Dr. George Church, is a Professor of Genetics at Harvard and widely considered to be a pioneer in synthetic biology. In previous articles we have highlighted companies he is involved in including genome interpretation company Knome which he co-founded and Joule, a synthetic biology company producing diesel fuel and ethanol directly from sunlight, where he sits as a technical adviser. Another company in which George Church co-founded, Editas, has recently started coming out of stealth mode and is looking to edit, remove or fix genes in human cells.

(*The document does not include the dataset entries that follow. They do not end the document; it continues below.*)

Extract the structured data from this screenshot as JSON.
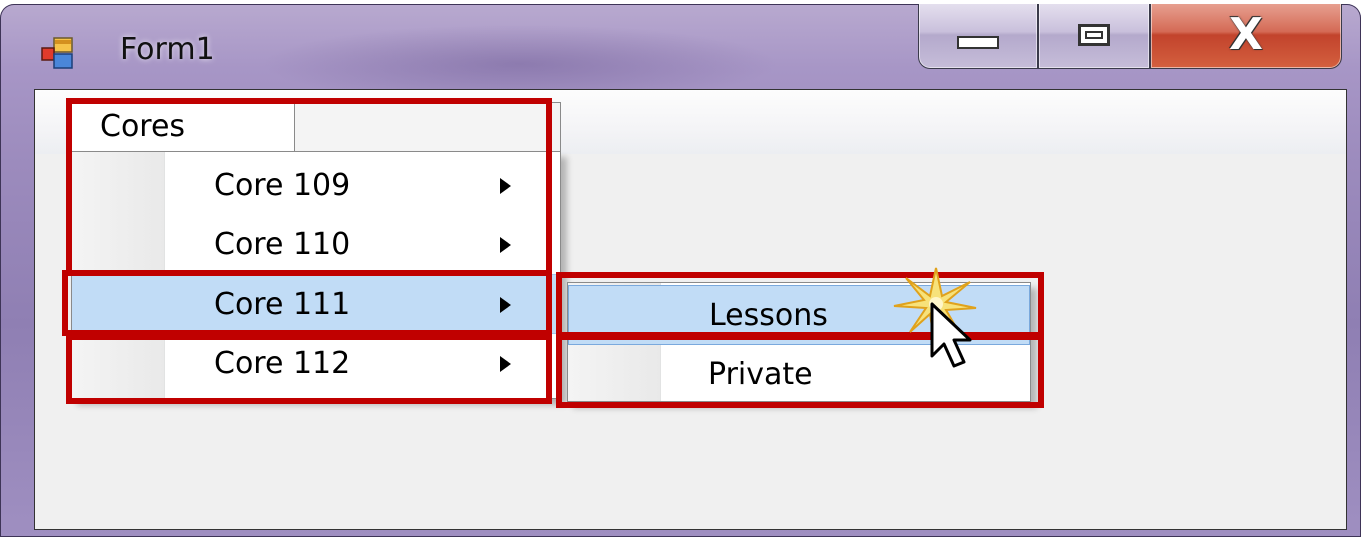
{
  "window": {
    "title": "Form1",
    "close_glyph": "X",
    "icon": "app-form-icon",
    "colors": {
      "frame": "#9c8bbd",
      "close": "#c2432c",
      "highlight": "#c1dcf6",
      "annotation": "#c00000"
    }
  },
  "menu": {
    "top_label": "Cores",
    "items": [
      {
        "label": "Core 109",
        "has_submenu": true,
        "highlighted": false
      },
      {
        "label": "Core 110",
        "has_submenu": true,
        "highlighted": false
      },
      {
        "label": "Core 111",
        "has_submenu": true,
        "highlighted": true
      },
      {
        "label": "Core 112",
        "has_submenu": true,
        "highlighted": false
      }
    ],
    "submenu": {
      "items": [
        {
          "label": "Lessons",
          "highlighted": true
        },
        {
          "label": "Private",
          "highlighted": false
        }
      ]
    }
  },
  "cursor": {
    "icon": "arrow-cursor-icon",
    "effect": "click-burst-icon"
  }
}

Founded in 2013, Boston based Editas has taken in $43 million in Series A venture capital financing led by leading health care venture capital firms Flagship Ventures, Polaris Partners and Third Rock Ventures with participation from Partners Innovation Fund. Editas was founded by five world leaders in the fields of genome editing, protein engineering, and molecular and structural biology; George Church, Feng Zhang, Jennifer A. Doudna, J. Keith Joung, and David R. Liu.

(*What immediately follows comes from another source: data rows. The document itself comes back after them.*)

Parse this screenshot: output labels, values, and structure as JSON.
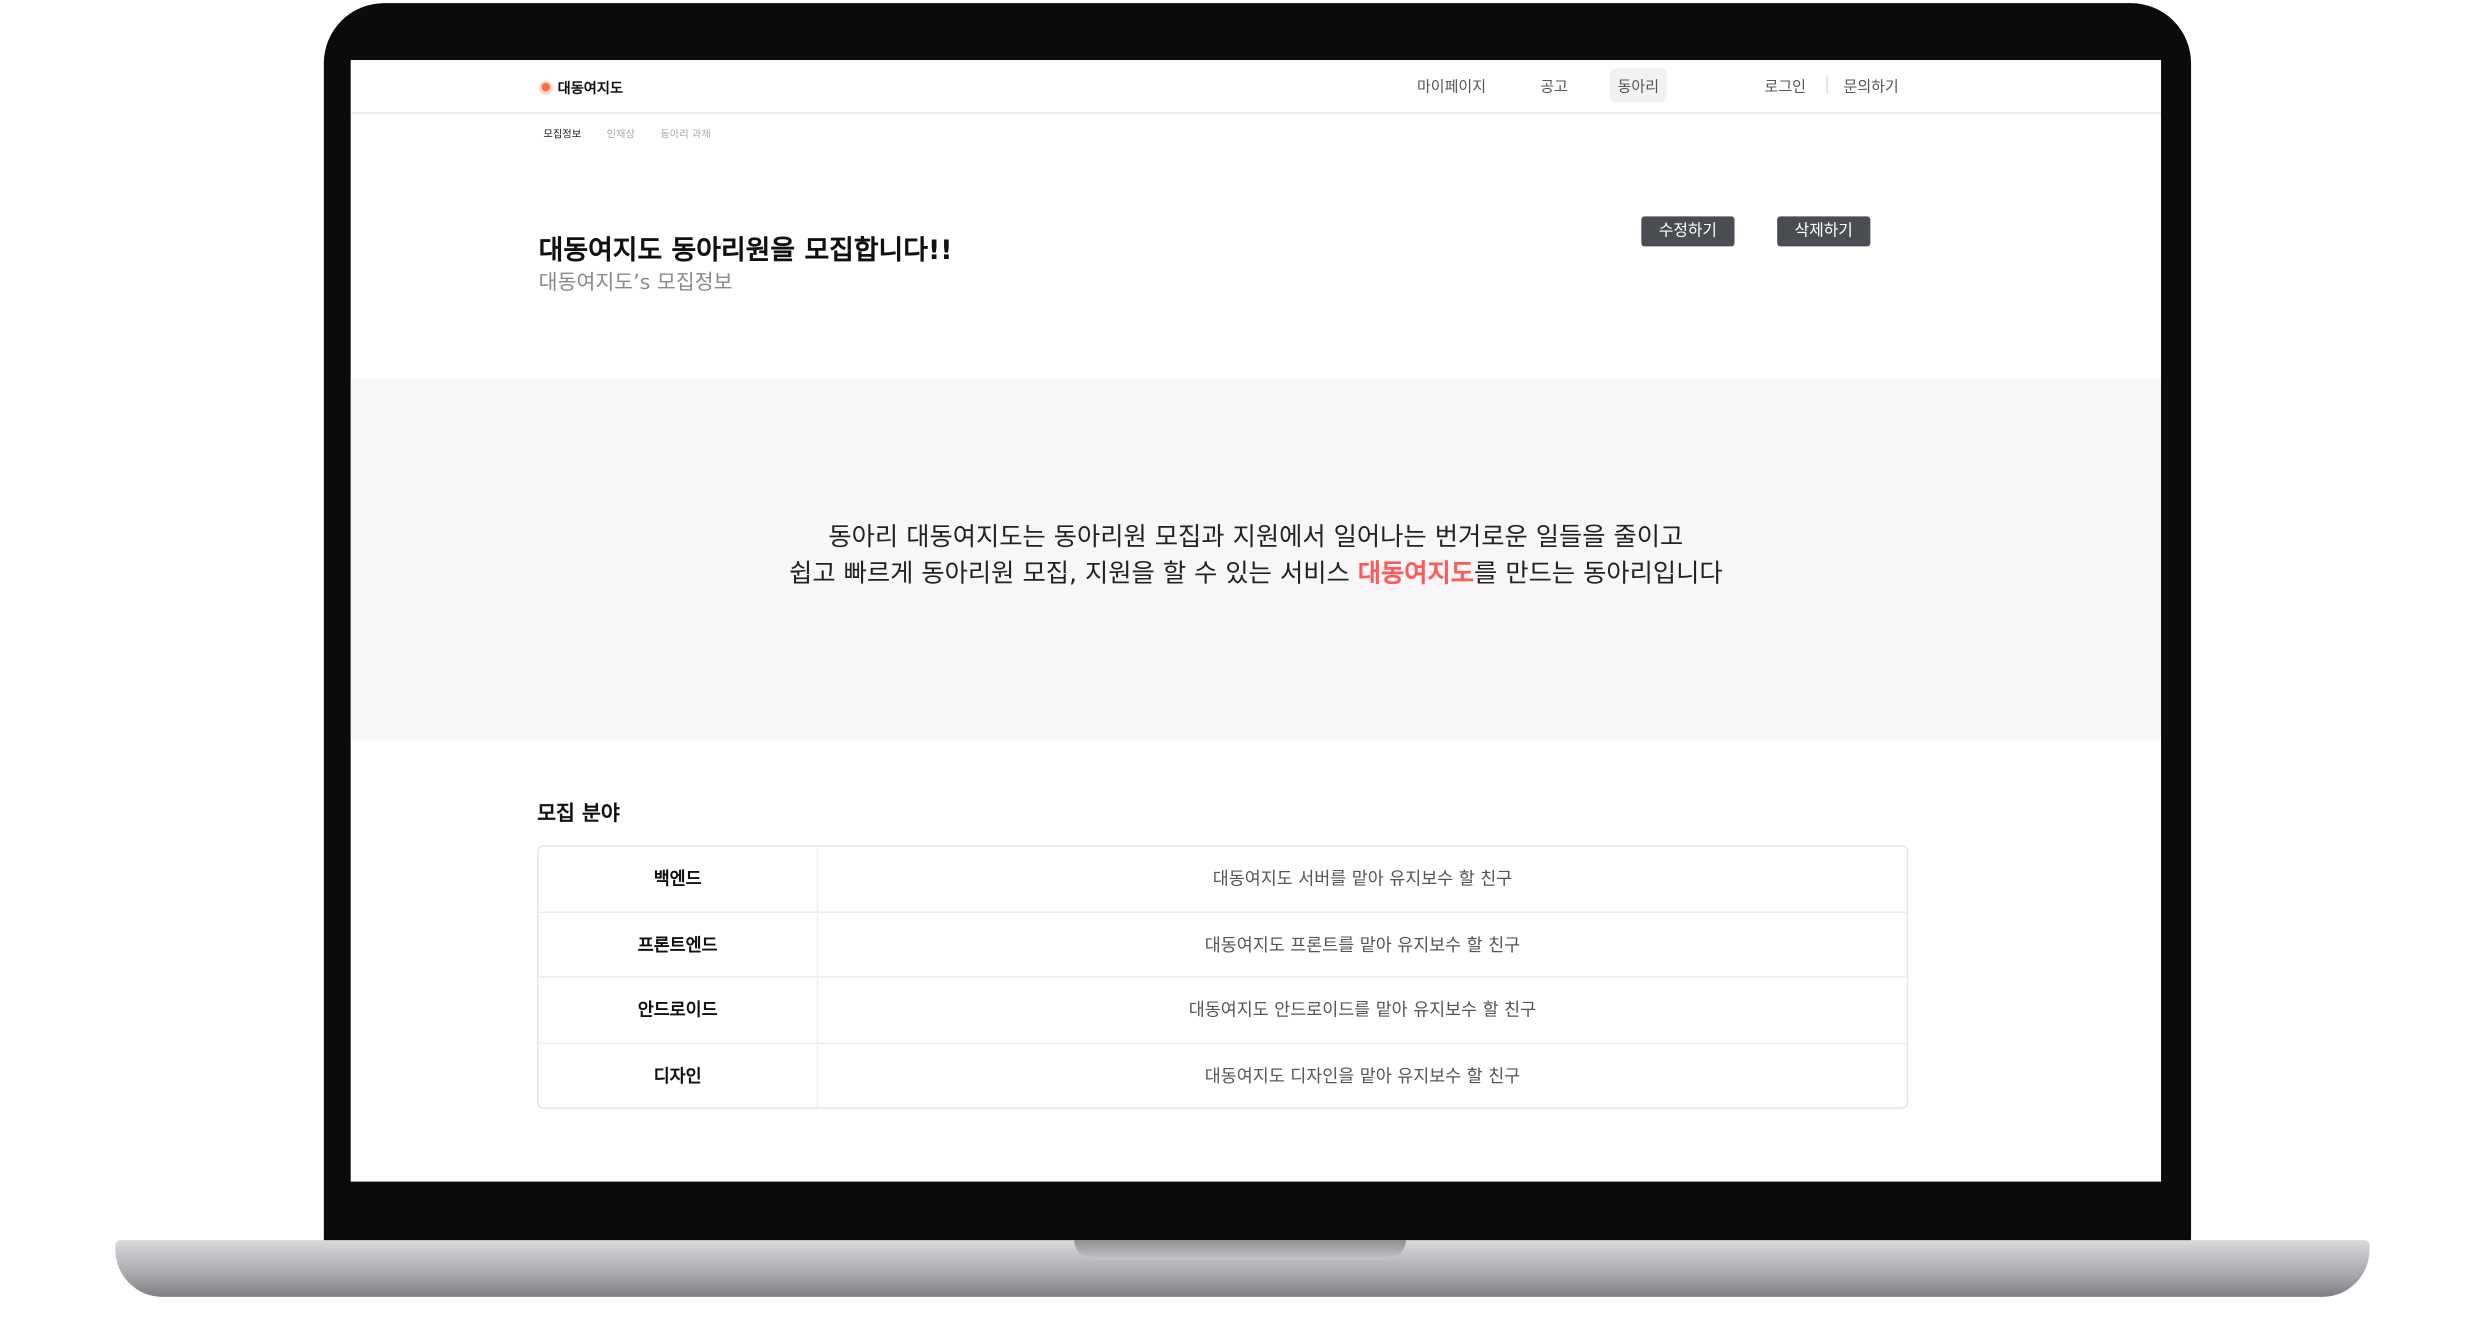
{
  "header": {
    "logo": "대동여지도",
    "logo_icon": "paw-icon",
    "nav": [
      "마이페이지",
      "공고",
      "동아리"
    ],
    "active_nav": "동아리",
    "login": "로그인",
    "contact": "문의하기"
  },
  "subnav": [
    "모집정보",
    "인재상",
    "동아리 과제"
  ],
  "page": {
    "title": "대동여지도 동아리원을 모집합니다!!",
    "subtitle": "대동여지도’s 모집정보",
    "edit": "수정하기",
    "delete": "삭제하기"
  },
  "intro": {
    "line1": "동아리 대동여지도는  동아리원 모집과 지원에서 일어나는 번거로운 일들을 줄이고",
    "line2_pre": "쉽고 빠르게 동아리원 모집, 지원을 할 수 있는 서비스 ",
    "line2_hl": "대동여지도",
    "line2_post": "를 만드는 동아리입니다",
    "highlight_color": "#ff5a5a"
  },
  "fields": {
    "title": "모집 분야",
    "rows": [
      {
        "name": "백엔드",
        "desc": "대동여지도 서버를 맡아 유지보수 할 친구"
      },
      {
        "name": "프론트엔드",
        "desc": "대동여지도 프론트를  맡아 유지보수 할 친구"
      },
      {
        "name": "안드로이드",
        "desc": "대동여지도 안드로이드를  맡아 유지보수 할 친구"
      },
      {
        "name": "디자인",
        "desc": "대동여지도 디자인을 맡아 유지보수 할 친구"
      }
    ]
  }
}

Just this past week, the Broad Institute of MIT and Harvard were awarded a key patent covering CRISPR, a new way of making precise, targeted changes to the genome of a cell or an organism. First used for genome editing in 2012, CRISPR is one of the most important genetic technologies developed in recent years. According to an article a few days ago by the MIT Technology Review, MIT, Harvard, and the Broad all jointly own the CRISPR patents. The Broad Institute’s technology licensing office will manage decisions about who will get licenses to use the technology. This should bode well for Editas since Fang Zheng, co-founder of Editas, is a core member of the Broad Institute. The article also mentioned that a spokesperson from Broad said that “specific details around licensing aren’t available at this time, but that Broad does intend to make this technology broadly available to scientists.” Editas is also working with a similar gene editing method called TALENS. A comparison of three gene editing techniques can be seen below:
In another MIT Technology Review article late last year, George Church stated that the technology’s ability to change single base pairs enables fundamentally new ways of thinking about gene therapy. Many inherited diseases, including cystic fibrosis and sickle-cell anemia, are caused by single base pair changes to the DNA sequence of genes, and the precise CRISPR technology could correct these mutations in patients. Editas has not made much mention about which diseases they plan to target first but their first rounding fund should give them plenty of capital to establish some suitable targets.